The pattern is set – the number of data centers in the world continues to grow in order to support the expanding needs of enterprises, cloud service providers and indeed the services we all use as consumers. These data centers are taking many forms too, from tiny data centers at the edges of corporate networks performing specialist jobs, to the giants of cloud computing and content delivery, such as Amazon, Google and Microsoft.

But underpinning the data centers is the need to make sure that telecommunications networks can support the ever-increasing demand for speed, bandwidth, flexibility and simplicity. The latest evolutions taking place across the industry not only seek to meet the needs of the future data center market, but also bring greater simplicity and flexibility to running and investing in networks for operators.

For decades in the telecoms industry, optics and IP disciplines have been treated as separate disciplines. This has been true both in terms of skills and the technology itself, with the need for separate optical line and IP transponders placed back-to-back in transmission racks across networks. This technology has also been largely proprietary, making it harder for network operators to explore different technologies or vendor offerings without significant operational (and often financial) overheads.

Finally, though, a real acceptance is now taking hold amongst vendors that the market wants to move towards an open approach, and the benefits that it can bring are great for future growth in the data center market. Importantly, the willingness of suppliers to support this change means that operators can finally start to take advantage and deliver new open networks fit for the needs of the future.

The new dawn of IPoDWDM

The idea of open and disaggregated networks is not entirely new, but it has gained new impetus.

Today’s open line technologies have created more opportunities to lower costs and to buy the best equipment. This, coupled with the development of IPoDWDM (IP over dense wave division multiplexing) and 400G ZR optical pluggables, has changed the playing field - 400G ZR circuits are now up and running in the main capital cities in the Nordics, for instance. Collapsing the IP and transmission layers into fully standards-based single pluggables eliminates a lot of equipment from racks and allows operators to build cheaper and faster to more locations. This is bringing huge bandwidth, speed and simplicity benefits for operators and data center owners alike.
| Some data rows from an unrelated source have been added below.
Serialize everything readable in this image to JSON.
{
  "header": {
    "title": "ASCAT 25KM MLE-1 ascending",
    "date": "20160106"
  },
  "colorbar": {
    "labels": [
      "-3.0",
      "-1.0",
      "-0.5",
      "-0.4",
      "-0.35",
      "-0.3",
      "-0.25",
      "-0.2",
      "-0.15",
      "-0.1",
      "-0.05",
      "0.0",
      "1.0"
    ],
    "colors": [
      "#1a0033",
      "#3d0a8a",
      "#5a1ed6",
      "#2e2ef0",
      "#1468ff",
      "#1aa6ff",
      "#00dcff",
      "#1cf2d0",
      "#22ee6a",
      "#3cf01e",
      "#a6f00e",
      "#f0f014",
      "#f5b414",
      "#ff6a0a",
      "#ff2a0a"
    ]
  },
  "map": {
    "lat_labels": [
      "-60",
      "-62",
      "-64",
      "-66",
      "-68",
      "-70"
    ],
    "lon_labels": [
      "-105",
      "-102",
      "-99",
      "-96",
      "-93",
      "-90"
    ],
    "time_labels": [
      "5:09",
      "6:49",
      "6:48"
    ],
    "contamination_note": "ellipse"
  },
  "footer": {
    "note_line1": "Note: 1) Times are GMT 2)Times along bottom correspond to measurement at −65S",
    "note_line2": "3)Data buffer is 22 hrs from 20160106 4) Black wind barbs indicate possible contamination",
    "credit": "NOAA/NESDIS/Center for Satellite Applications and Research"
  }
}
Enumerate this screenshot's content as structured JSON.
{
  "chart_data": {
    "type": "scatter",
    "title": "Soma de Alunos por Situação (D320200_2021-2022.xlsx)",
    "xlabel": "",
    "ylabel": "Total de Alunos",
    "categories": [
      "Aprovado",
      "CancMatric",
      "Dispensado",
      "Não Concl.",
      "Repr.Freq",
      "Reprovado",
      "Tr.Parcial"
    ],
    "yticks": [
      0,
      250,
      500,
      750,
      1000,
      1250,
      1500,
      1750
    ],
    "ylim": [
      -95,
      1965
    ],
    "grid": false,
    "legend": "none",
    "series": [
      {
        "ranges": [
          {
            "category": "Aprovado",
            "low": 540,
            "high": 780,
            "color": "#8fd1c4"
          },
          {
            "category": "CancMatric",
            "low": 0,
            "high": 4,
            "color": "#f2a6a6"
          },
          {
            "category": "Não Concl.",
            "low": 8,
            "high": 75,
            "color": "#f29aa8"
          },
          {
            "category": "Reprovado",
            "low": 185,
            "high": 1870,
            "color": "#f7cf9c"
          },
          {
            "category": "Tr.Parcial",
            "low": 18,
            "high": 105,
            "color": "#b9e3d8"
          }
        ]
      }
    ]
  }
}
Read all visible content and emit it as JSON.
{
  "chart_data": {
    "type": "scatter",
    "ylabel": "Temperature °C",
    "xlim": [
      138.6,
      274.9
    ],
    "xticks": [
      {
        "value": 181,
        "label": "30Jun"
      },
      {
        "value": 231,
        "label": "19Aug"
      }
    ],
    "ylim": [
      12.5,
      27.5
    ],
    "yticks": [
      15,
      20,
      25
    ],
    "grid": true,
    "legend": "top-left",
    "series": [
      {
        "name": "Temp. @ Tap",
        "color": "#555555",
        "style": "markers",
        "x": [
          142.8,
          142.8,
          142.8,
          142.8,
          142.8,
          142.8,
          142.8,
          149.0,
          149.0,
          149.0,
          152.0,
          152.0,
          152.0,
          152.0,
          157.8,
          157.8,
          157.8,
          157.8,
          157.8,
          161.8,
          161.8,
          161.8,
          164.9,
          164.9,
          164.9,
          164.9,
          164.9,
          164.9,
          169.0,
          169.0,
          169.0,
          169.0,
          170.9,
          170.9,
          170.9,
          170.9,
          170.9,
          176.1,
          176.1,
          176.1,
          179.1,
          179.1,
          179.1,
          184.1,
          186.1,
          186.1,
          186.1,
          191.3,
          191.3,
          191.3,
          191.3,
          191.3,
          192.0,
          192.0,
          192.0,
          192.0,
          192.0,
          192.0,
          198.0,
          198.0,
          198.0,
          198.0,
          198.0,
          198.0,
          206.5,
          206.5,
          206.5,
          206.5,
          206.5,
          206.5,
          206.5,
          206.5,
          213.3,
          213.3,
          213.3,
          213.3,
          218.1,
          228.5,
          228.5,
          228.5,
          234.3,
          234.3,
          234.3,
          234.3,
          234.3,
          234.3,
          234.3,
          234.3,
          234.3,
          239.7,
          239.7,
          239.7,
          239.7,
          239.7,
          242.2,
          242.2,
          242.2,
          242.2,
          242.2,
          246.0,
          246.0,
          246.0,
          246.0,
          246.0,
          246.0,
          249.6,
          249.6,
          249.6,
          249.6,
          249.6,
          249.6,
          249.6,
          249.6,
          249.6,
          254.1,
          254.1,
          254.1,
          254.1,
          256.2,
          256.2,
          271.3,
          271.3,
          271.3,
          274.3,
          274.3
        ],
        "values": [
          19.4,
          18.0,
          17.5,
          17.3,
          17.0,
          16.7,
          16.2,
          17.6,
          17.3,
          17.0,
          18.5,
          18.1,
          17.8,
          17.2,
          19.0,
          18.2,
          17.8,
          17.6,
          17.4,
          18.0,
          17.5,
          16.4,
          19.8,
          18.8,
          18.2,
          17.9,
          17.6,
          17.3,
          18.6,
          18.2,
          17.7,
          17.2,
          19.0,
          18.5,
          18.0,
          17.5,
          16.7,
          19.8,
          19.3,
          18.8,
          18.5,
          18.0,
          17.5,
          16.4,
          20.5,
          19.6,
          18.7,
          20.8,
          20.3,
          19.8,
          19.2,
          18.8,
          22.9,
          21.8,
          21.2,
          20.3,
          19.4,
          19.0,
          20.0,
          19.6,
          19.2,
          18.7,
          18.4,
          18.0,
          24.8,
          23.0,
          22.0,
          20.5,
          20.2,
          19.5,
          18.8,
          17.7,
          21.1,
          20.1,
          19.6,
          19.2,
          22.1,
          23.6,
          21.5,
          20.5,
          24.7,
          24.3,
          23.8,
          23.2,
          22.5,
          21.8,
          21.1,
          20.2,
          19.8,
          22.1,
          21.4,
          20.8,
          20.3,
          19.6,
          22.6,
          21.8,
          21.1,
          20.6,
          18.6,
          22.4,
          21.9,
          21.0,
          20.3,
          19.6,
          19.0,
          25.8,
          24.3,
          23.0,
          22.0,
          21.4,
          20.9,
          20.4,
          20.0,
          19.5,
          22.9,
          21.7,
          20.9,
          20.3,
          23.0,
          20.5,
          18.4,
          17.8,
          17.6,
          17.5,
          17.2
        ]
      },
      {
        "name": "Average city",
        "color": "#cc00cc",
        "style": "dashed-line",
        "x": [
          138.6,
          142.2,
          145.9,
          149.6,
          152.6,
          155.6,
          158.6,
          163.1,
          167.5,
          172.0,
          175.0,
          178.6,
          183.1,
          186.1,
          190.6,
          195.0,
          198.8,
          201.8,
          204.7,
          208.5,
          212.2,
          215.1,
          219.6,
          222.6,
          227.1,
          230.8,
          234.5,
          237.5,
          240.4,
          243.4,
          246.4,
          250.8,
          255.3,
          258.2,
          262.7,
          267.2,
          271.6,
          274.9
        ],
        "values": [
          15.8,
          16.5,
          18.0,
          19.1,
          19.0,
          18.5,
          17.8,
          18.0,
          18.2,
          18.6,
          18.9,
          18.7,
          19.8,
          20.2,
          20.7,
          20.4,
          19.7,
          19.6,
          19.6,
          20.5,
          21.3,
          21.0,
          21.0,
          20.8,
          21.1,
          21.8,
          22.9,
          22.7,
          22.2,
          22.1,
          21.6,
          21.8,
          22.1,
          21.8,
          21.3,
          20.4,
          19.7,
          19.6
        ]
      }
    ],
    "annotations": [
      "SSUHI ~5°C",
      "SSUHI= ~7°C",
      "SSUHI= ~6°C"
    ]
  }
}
One such benefit is enabling data center owners to operate end-to-end using the Ethernet family of technologies and associated skills that is the bedrock of their networks.
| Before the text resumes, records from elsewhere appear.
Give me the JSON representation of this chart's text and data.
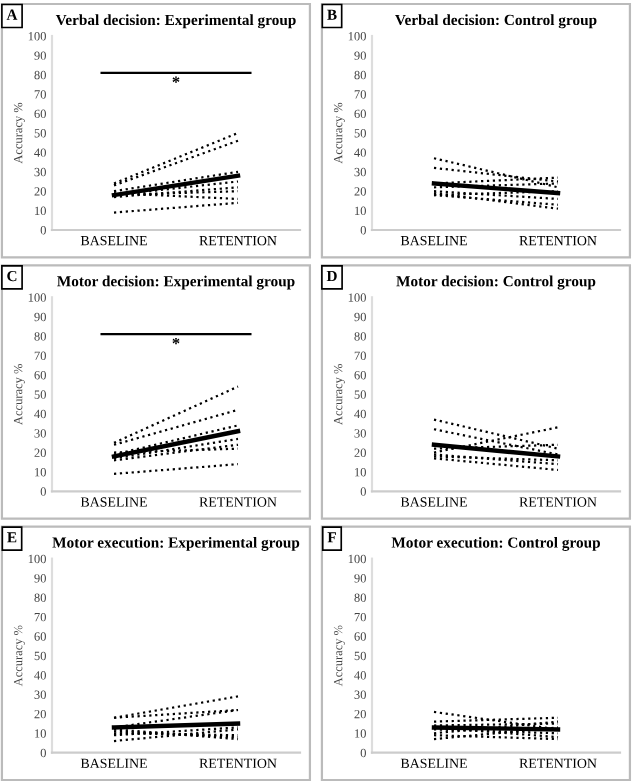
{
  "chart_data": [
    {
      "type": "line",
      "title": "Verbal decision: Experimental group",
      "ylabel": "Accuracy %",
      "categories": [
        "BASELINE",
        "RETENTION"
      ],
      "ylim": [
        0,
        100
      ],
      "yticks": [
        0,
        10,
        20,
        30,
        40,
        50,
        60,
        70,
        80,
        90,
        100
      ],
      "grid": false,
      "annotations": [
        "A",
        "*"
      ],
      "series": [
        {
          "color": "#000000",
          "line_style": "dotted",
          "values": [
            24,
            50
          ]
        },
        {
          "color": "#000000",
          "line_style": "dotted",
          "values": [
            23,
            46
          ]
        },
        {
          "color": "#000000",
          "line_style": "dotted",
          "values": [
            20,
            30
          ]
        },
        {
          "color": "#000000",
          "line_style": "dotted",
          "values": [
            18,
            25
          ]
        },
        {
          "color": "#000000",
          "line_style": "dotted",
          "values": [
            17,
            22
          ]
        },
        {
          "color": "#000000",
          "line_style": "dotted",
          "values": [
            18,
            20
          ]
        },
        {
          "color": "#000000",
          "line_style": "dotted",
          "values": [
            19,
            16
          ]
        },
        {
          "color": "#000000",
          "line_style": "dotted",
          "values": [
            9,
            14
          ]
        },
        {
          "color": "#000000",
          "line_style": "solid",
          "values": [
            18,
            28
          ]
        }
      ]
    },
    {
      "type": "line",
      "title": "Verbal decision: Control group",
      "ylabel": "Accuracy %",
      "categories": [
        "BASELINE",
        "RETENTION"
      ],
      "ylim": [
        0,
        100
      ],
      "yticks": [
        0,
        10,
        20,
        30,
        40,
        50,
        60,
        70,
        80,
        90,
        100
      ],
      "grid": false,
      "annotations": [
        "B"
      ],
      "series": [
        {
          "color": "#000000",
          "line_style": "dotted",
          "values": [
            37,
            22
          ]
        },
        {
          "color": "#000000",
          "line_style": "dotted",
          "values": [
            32,
            25
          ]
        },
        {
          "color": "#000000",
          "line_style": "dotted",
          "values": [
            24,
            27
          ]
        },
        {
          "color": "#000000",
          "line_style": "dotted",
          "values": [
            22,
            24
          ]
        },
        {
          "color": "#000000",
          "line_style": "dotted",
          "values": [
            20,
            16
          ]
        },
        {
          "color": "#000000",
          "line_style": "dotted",
          "values": [
            18,
            13
          ]
        },
        {
          "color": "#000000",
          "line_style": "dotted",
          "values": [
            19,
            11
          ]
        },
        {
          "color": "#000000",
          "line_style": "dotted",
          "values": [
            18,
            20
          ]
        },
        {
          "color": "#000000",
          "line_style": "solid",
          "values": [
            24,
            19
          ]
        }
      ]
    },
    {
      "type": "line",
      "title": "Motor decision: Experimental group",
      "ylabel": "Accuracy %",
      "categories": [
        "BASELINE",
        "RETENTION"
      ],
      "ylim": [
        0,
        100
      ],
      "yticks": [
        0,
        10,
        20,
        30,
        40,
        50,
        60,
        70,
        80,
        90,
        100
      ],
      "grid": false,
      "annotations": [
        "C",
        "*"
      ],
      "series": [
        {
          "color": "#000000",
          "line_style": "dotted",
          "values": [
            25,
            54
          ]
        },
        {
          "color": "#000000",
          "line_style": "dotted",
          "values": [
            24,
            42
          ]
        },
        {
          "color": "#000000",
          "line_style": "dotted",
          "values": [
            19,
            34
          ]
        },
        {
          "color": "#000000",
          "line_style": "dotted",
          "values": [
            17,
            27
          ]
        },
        {
          "color": "#000000",
          "line_style": "dotted",
          "values": [
            16,
            24
          ]
        },
        {
          "color": "#000000",
          "line_style": "dotted",
          "values": [
            20,
            22
          ]
        },
        {
          "color": "#000000",
          "line_style": "dotted",
          "values": [
            9,
            14
          ]
        },
        {
          "color": "#000000",
          "line_style": "solid",
          "values": [
            18,
            31
          ]
        }
      ]
    },
    {
      "type": "line",
      "title": "Motor decision: Control group",
      "ylabel": "Accuracy %",
      "categories": [
        "BASELINE",
        "RETENTION"
      ],
      "ylim": [
        0,
        100
      ],
      "yticks": [
        0,
        10,
        20,
        30,
        40,
        50,
        60,
        70,
        80,
        90,
        100
      ],
      "grid": false,
      "annotations": [
        "D"
      ],
      "series": [
        {
          "color": "#000000",
          "line_style": "dotted",
          "values": [
            37,
            22
          ]
        },
        {
          "color": "#000000",
          "line_style": "dotted",
          "values": [
            32,
            19
          ]
        },
        {
          "color": "#000000",
          "line_style": "dotted",
          "values": [
            20,
            33
          ]
        },
        {
          "color": "#000000",
          "line_style": "dotted",
          "values": [
            22,
            24
          ]
        },
        {
          "color": "#000000",
          "line_style": "dotted",
          "values": [
            19,
            14
          ]
        },
        {
          "color": "#000000",
          "line_style": "dotted",
          "values": [
            17,
            11
          ]
        },
        {
          "color": "#000000",
          "line_style": "dotted",
          "values": [
            18,
            16
          ]
        },
        {
          "color": "#000000",
          "line_style": "solid",
          "values": [
            24,
            18
          ]
        }
      ]
    },
    {
      "type": "line",
      "title": "Motor execution: Experimental group",
      "ylabel": "Accuracy %",
      "categories": [
        "BASELINE",
        "RETENTION"
      ],
      "ylim": [
        0,
        100
      ],
      "yticks": [
        0,
        10,
        20,
        30,
        40,
        50,
        60,
        70,
        80,
        90,
        100
      ],
      "grid": false,
      "annotations": [
        "E"
      ],
      "series": [
        {
          "color": "#000000",
          "line_style": "dotted",
          "values": [
            18,
            29
          ]
        },
        {
          "color": "#000000",
          "line_style": "dotted",
          "values": [
            18,
            22
          ]
        },
        {
          "color": "#000000",
          "line_style": "dotted",
          "values": [
            13,
            22
          ]
        },
        {
          "color": "#000000",
          "line_style": "dotted",
          "values": [
            6,
            12
          ]
        },
        {
          "color": "#000000",
          "line_style": "dotted",
          "values": [
            10,
            9
          ]
        },
        {
          "color": "#000000",
          "line_style": "dotted",
          "values": [
            12,
            7
          ]
        },
        {
          "color": "#000000",
          "line_style": "dotted",
          "values": [
            11,
            8
          ]
        },
        {
          "color": "#000000",
          "line_style": "dotted",
          "values": [
            9,
            13
          ]
        },
        {
          "color": "#000000",
          "line_style": "solid",
          "values": [
            13,
            15
          ]
        }
      ]
    },
    {
      "type": "line",
      "title": "Motor execution: Control group",
      "ylabel": "Accuracy %",
      "categories": [
        "BASELINE",
        "RETENTION"
      ],
      "ylim": [
        0,
        100
      ],
      "yticks": [
        0,
        10,
        20,
        30,
        40,
        50,
        60,
        70,
        80,
        90,
        100
      ],
      "grid": false,
      "annotations": [
        "F"
      ],
      "series": [
        {
          "color": "#000000",
          "line_style": "dotted",
          "values": [
            21,
            12
          ]
        },
        {
          "color": "#000000",
          "line_style": "dotted",
          "values": [
            16,
            18
          ]
        },
        {
          "color": "#000000",
          "line_style": "dotted",
          "values": [
            14,
            15
          ]
        },
        {
          "color": "#000000",
          "line_style": "dotted",
          "values": [
            10,
            16
          ]
        },
        {
          "color": "#000000",
          "line_style": "dotted",
          "values": [
            12,
            10
          ]
        },
        {
          "color": "#000000",
          "line_style": "dotted",
          "values": [
            9,
            7
          ]
        },
        {
          "color": "#000000",
          "line_style": "dotted",
          "values": [
            7,
            13
          ]
        },
        {
          "color": "#000000",
          "line_style": "dotted",
          "values": [
            13,
            8
          ]
        },
        {
          "color": "#000000",
          "line_style": "solid",
          "values": [
            13,
            12
          ]
        }
      ]
    }
  ]
}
Fully standardized pluggable components bring a wealth of opportunities to mix and match between different suppliers for operators. Rather than being tied to a system or commercial relationship, operators can source the technology they need to avoid supply chain bottlenecks, or the need to purchase new base systems which comes with large up-front capex costs, deployment and testing delays.
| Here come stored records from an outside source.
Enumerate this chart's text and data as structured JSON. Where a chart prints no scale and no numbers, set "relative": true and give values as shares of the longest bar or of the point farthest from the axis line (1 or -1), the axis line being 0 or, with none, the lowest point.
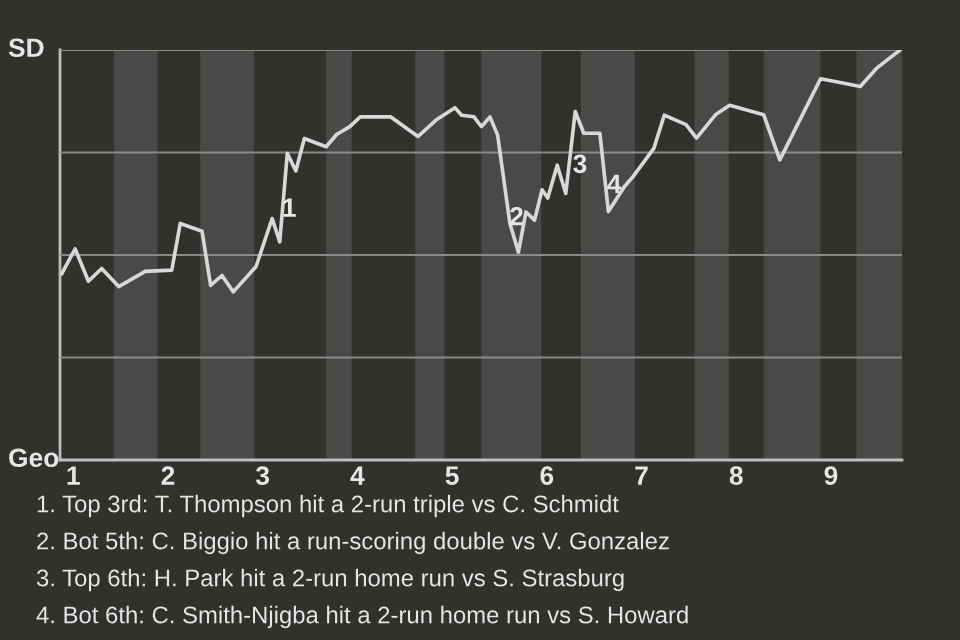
{
  "chart_data": {
    "type": "line",
    "relative": true,
    "xlim": [
      0.86,
      9.75
    ],
    "xticks": [
      1,
      2,
      3,
      4,
      5,
      6,
      7,
      8,
      9
    ],
    "grid": "y",
    "marker": "none",
    "line_style": "solid",
    "series": [
      {
        "color": "#d8d8d8",
        "x": [
          0.88,
          1.02,
          1.16,
          1.3,
          1.48,
          1.76,
          2.04,
          2.13,
          2.36,
          2.45,
          2.57,
          2.69,
          2.93,
          3.1,
          3.18,
          3.26,
          3.35,
          3.44,
          3.67,
          3.78,
          3.92,
          4.03,
          4.35,
          4.64,
          4.83,
          5.03,
          5.1,
          5.23,
          5.31,
          5.4,
          5.48,
          5.61,
          5.7,
          5.78,
          5.87,
          5.95,
          6.01,
          6.11,
          6.2,
          6.3,
          6.39,
          6.56,
          6.65,
          6.82,
          6.91,
          7.13,
          7.24,
          7.47,
          7.58,
          7.78,
          7.93,
          8.29,
          8.46,
          8.89,
          9.07,
          9.31,
          9.48,
          9.73
        ],
        "values": [
          0.455,
          0.515,
          0.436,
          0.467,
          0.423,
          0.46,
          0.463,
          0.577,
          0.558,
          0.426,
          0.45,
          0.41,
          0.472,
          0.589,
          0.532,
          0.748,
          0.705,
          0.784,
          0.764,
          0.794,
          0.813,
          0.837,
          0.837,
          0.789,
          0.829,
          0.859,
          0.841,
          0.837,
          0.813,
          0.837,
          0.793,
          0.577,
          0.507,
          0.605,
          0.585,
          0.659,
          0.639,
          0.719,
          0.65,
          0.85,
          0.797,
          0.797,
          0.606,
          0.667,
          0.691,
          0.76,
          0.841,
          0.818,
          0.785,
          0.842,
          0.865,
          0.842,
          0.732,
          0.93,
          0.922,
          0.911,
          0.955,
          1
        ]
      }
    ],
    "bands": [
      {
        "axis": "x",
        "from": 1.43,
        "to": 1.89,
        "color": "#4a4947"
      },
      {
        "axis": "x",
        "from": 2.34,
        "to": 2.91,
        "color": "#4a4947"
      },
      {
        "axis": "x",
        "from": 3.67,
        "to": 3.94,
        "color": "#4a4947"
      },
      {
        "axis": "x",
        "from": 4.61,
        "to": 4.92,
        "color": "#4a4947"
      },
      {
        "axis": "x",
        "from": 5.31,
        "to": 5.94,
        "color": "#4a4947"
      },
      {
        "axis": "x",
        "from": 6.36,
        "to": 6.93,
        "color": "#4a4947"
      },
      {
        "axis": "x",
        "from": 7.56,
        "to": 7.92,
        "color": "#4a4947"
      },
      {
        "axis": "x",
        "from": 8.29,
        "to": 8.89,
        "color": "#4a4947"
      },
      {
        "axis": "x",
        "from": 9.27,
        "to": 9.75,
        "color": "#4a4947"
      }
    ],
    "annotations": [
      {
        "text": "1",
        "x": 3.28,
        "y": 0.61
      },
      {
        "text": "2",
        "x": 5.68,
        "y": 0.589
      },
      {
        "text": "3",
        "x": 6.35,
        "y": 0.717
      },
      {
        "text": "4",
        "x": 6.71,
        "y": 0.668
      },
      "SD",
      "Geo",
      "1. Top 3rd: T. Thompson hit a 2-run triple vs C. Schmidt",
      "2. Bot 5th: C. Biggio hit a run-scoring double vs V. Gonzalez",
      "3. Top 6th: H. Park hit a 2-run home run vs S. Strasburg",
      "4. Bot 6th: C. Smith-Njigba hit a 2-run home run vs S. Howard"
    ]
  }
}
The use of open and disaggregated IPoDWDM and pluggables will allow operators to more quicky increase the depth of connectivity they can offer into key metro locations as bandwidth needs grow or new data center connectivity is required. It also lowers the cost to operators of offering route diversity – where previously desired routes to support improved fault tolerance, or more flexible maintenance and upgrade paths, may have been prohibitively expensive. Again, for data center operators, this gives them previously unseen levels of resilience.

Getting beyond the equipment

As an industry, the very nature of open networks and IPoDWDM means that the task of operating networks is going to become more complicated. Today, what is meant to be 100 percent interoperable and open, is not. Operators may be able to mix equipment of different types from different suppliers and ensure it functions at a traffic level, but this alone will not be enough. As an industry we will need to continue working hard to ensure that, at an operational level, we can achieve (and even exceed) the orchestration and network automation features that we enjoy today. These operational elements are a critical component of the customer experience for data center customers, something that none of us want to see degraded.